Enabling Multi-Round Conversations with Chat History

In this scenario, we’re implementing a system that facilitates multiple-round conversations while maintaining context throughout the interaction. To achieve this, we’ll utilize LangChain’s built-in chain constructors: create_stuff_documents_chain and create_retrieval_chain.

The core logic involves adding the chat history as an input, creating a history-aware retriever, and combining these elements into a robust question-answering pipeline. Let’s break down the process:

Contextualizing the Question

We start by defining a sub-chain that processes historical messages and the latest user question. This sub-chain reformulates the question if it references any information from the chat history. We use a MessagesPlaceholder variable named chat_history to insert the conversation history into the prompt.

Key components:

create_history_aware_retriever: A helper function that manages cases where chat history is empty or applies the prompt-LLM-retriever sequence.
contextualize_q_system_prompt: A standard system prompt.
contextualize_q_prompt: A custom prompt template that includes the system message, chat history placeholder, and user input.

Example implementation:

from langchain_core.prompts.chat import (
    ChatPromptTemplate,
    HumanMessagePromptTemplate,
    MessagesPlaceholder,
)
from langchain.chains.history_aware_retriever import create_history_aware_retriever

contextualize_q_system_prompt = (
    "Given a chat history and the latest user question "
    "which might reference context in the chat history, "
    "formulate a standalone question which can be understood "
    "without the chat history. Do NOT answer the question, "
    "just reformulate it if needed and otherwise return it as is."
)
contextualize_q_prompt = ChatPromptTemplate(
    [
        ("system", contextualize_q_system_prompt),
        MessagesPlaceholder("chat_history"),
        ("human", "{input}"),
    ]
)
history_aware_retriever = create_history_aware_retriever(
    llm, retriever, contextualize_q_prompt
)

Building the QA Chain

We then construct our full QA chain by updating the retriever to use the history_aware_retriever. This step is crucial for incorporating context from previous conversations into the current query.

Key components:

create_stuff_documents_chain: Generates a question-answer chain that accepts input keys context, chat_history, and input.
create_retrieval_chain: Applies the history_aware_retriever and question_answer_chain in sequence, retaining intermediate outputs like retrieved context.

Example implementation:

from langchain.chains.retrieval import create_retrieval_chain
from langchain.chains.combine_documents import create_stuff_documents_chain

system_prompt = (
    "You are an assistant for question-answering tasks. "
    "Use the following pieces of retrieved context to answer "
    "the question. If you don't know the answer, say that you "
    "don't know. Use three sentences maximum and keep the "
    "answer concise."
    "\n\n"
    "{context}"
)
qa_prompt = ChatPromptTemplate(
    [
        ("system", system_prompt),
        MessagesPlaceholder("chat_history"),
        ("human", "{input}"),
    ]
)

question_answer_chain = create_stuff_documents_chain(llm, qa_prompt)

rag_chain = create_retrieval_chain(history_aware_retriever, question_answer_chain)

Enabling Debug Mode (optional)

This configuration will generate detailed debug messages to assist in identifying any errors that may occur.

from langchain.globals import set_debug, set_verbose
set_debug(True)
set_verbose(True)

Managing Chat History

To maintain the conversation state across multiple turns, we need to manage the chat history. Here’s an example of how to implement this:

from langchain_core.messages import AIMessage, HumanMessage

chat_history = []

def process_question(question):
    ai_msg = rag_chain.invoke({"input": question, "chat_history": chat_history})
    chat_history.extend(
       [
           HumanMessage(content=question),
           AIMessage(content=ai_msg["answer"]),
       ]
    )
    return ai_msg["answer"]


from pprint import pprint
while True:
    user_input = input("Enter your question: ")
    if user_input == "exit":
        break
    else:
        pprint(process_question(user_input))

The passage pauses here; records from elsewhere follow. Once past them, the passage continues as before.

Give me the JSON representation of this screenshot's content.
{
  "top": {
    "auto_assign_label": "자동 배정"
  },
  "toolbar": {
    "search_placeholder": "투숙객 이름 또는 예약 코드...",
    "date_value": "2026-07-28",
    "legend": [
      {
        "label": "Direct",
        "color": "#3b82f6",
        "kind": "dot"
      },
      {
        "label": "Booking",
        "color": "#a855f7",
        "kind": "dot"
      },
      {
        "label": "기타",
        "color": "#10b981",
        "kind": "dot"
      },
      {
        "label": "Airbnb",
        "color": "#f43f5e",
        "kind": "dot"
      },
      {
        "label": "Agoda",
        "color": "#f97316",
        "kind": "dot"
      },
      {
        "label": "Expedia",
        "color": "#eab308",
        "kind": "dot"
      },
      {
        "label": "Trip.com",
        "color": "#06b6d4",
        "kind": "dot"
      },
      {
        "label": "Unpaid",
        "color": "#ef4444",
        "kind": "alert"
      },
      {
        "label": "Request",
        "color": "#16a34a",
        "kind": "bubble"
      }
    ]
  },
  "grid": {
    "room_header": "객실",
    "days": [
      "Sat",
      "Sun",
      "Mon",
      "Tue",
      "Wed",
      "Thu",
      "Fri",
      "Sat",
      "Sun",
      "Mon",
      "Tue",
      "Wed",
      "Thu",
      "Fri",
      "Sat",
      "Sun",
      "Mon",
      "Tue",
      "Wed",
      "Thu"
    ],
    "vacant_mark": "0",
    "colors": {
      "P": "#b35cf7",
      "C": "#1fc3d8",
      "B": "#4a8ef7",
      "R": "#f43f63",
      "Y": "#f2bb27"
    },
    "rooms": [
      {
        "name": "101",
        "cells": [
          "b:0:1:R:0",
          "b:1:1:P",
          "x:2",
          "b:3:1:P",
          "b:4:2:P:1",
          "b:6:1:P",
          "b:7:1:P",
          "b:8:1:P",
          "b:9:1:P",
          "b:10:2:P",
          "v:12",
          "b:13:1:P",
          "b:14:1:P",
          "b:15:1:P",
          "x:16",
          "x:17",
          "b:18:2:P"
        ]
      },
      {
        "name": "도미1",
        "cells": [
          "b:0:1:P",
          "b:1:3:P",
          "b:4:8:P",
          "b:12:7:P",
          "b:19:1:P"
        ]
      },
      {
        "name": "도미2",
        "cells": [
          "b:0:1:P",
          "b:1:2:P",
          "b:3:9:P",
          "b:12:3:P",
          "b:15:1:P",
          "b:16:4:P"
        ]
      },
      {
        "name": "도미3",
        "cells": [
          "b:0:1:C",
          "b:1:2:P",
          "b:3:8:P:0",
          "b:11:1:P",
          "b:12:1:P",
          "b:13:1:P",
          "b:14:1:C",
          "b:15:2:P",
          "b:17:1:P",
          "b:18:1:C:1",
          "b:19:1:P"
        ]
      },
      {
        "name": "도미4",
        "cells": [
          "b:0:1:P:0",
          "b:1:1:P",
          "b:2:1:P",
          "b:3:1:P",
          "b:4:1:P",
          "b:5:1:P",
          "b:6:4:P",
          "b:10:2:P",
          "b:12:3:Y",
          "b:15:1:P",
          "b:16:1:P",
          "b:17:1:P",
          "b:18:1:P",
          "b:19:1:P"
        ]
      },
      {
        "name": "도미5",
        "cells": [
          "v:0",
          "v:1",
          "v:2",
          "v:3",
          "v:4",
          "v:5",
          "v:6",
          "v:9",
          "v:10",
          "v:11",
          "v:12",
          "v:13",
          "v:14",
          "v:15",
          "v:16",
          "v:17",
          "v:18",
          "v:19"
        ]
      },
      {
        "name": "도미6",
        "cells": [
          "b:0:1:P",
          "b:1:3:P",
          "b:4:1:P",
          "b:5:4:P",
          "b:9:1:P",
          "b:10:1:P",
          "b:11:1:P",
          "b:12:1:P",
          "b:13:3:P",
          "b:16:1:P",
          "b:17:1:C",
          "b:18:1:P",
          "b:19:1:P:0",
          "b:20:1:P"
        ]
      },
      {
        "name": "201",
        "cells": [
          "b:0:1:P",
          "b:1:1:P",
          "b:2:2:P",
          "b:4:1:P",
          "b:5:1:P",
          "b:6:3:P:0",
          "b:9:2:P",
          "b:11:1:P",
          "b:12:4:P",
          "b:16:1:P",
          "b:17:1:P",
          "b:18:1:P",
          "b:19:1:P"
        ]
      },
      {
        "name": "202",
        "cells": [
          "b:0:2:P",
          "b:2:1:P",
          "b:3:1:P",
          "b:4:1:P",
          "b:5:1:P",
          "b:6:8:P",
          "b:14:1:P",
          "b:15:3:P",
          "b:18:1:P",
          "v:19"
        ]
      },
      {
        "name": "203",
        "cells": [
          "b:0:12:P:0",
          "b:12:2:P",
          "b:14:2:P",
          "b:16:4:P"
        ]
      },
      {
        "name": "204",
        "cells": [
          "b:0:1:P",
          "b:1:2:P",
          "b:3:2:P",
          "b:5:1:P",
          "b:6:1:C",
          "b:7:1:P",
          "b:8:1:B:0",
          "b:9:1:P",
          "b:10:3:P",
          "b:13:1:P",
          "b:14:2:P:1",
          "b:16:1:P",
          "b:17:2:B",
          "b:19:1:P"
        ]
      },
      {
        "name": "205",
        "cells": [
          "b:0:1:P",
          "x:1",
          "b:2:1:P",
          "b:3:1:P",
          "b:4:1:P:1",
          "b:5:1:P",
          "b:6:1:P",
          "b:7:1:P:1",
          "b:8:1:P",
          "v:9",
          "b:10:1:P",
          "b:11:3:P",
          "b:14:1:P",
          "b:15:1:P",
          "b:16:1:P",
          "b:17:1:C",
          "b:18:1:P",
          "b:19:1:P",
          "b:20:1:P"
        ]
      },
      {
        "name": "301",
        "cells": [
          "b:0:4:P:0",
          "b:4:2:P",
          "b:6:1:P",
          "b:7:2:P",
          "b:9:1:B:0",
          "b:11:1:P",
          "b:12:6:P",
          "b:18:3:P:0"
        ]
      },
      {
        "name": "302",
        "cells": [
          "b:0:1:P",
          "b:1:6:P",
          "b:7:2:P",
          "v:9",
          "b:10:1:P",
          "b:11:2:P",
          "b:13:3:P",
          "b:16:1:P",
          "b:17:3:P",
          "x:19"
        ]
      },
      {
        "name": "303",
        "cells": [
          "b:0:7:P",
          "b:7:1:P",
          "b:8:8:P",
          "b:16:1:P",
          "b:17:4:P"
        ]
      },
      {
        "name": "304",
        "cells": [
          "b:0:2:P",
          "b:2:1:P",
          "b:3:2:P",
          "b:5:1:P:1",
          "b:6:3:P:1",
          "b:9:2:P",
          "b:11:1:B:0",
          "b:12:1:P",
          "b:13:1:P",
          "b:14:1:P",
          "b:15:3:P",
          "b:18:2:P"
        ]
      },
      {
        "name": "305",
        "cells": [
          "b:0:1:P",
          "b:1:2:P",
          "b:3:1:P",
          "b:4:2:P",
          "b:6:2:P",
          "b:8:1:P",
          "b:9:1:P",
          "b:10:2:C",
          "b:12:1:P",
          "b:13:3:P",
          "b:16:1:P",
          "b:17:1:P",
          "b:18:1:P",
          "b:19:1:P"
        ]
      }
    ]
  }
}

This implementation allows for multi-turn conversations where each subsequent question can reference information from previous exchanges. Best Practices

Use LangChain’s built-in functions (create_history_aware_retriever, create_stuff_documents_chain, create_retrieval_chain) to streamline the process.
Implement proper error handling and edge cases (e.g., empty chat history).
Consider using a database or persistent storage for managing chat history in production environments.
Test the system with various scenarios, including long conversations and complex queries.

By following these steps and best practices, you can create a robust system that supports multi-round conversations while maintaining context throughout the interaction.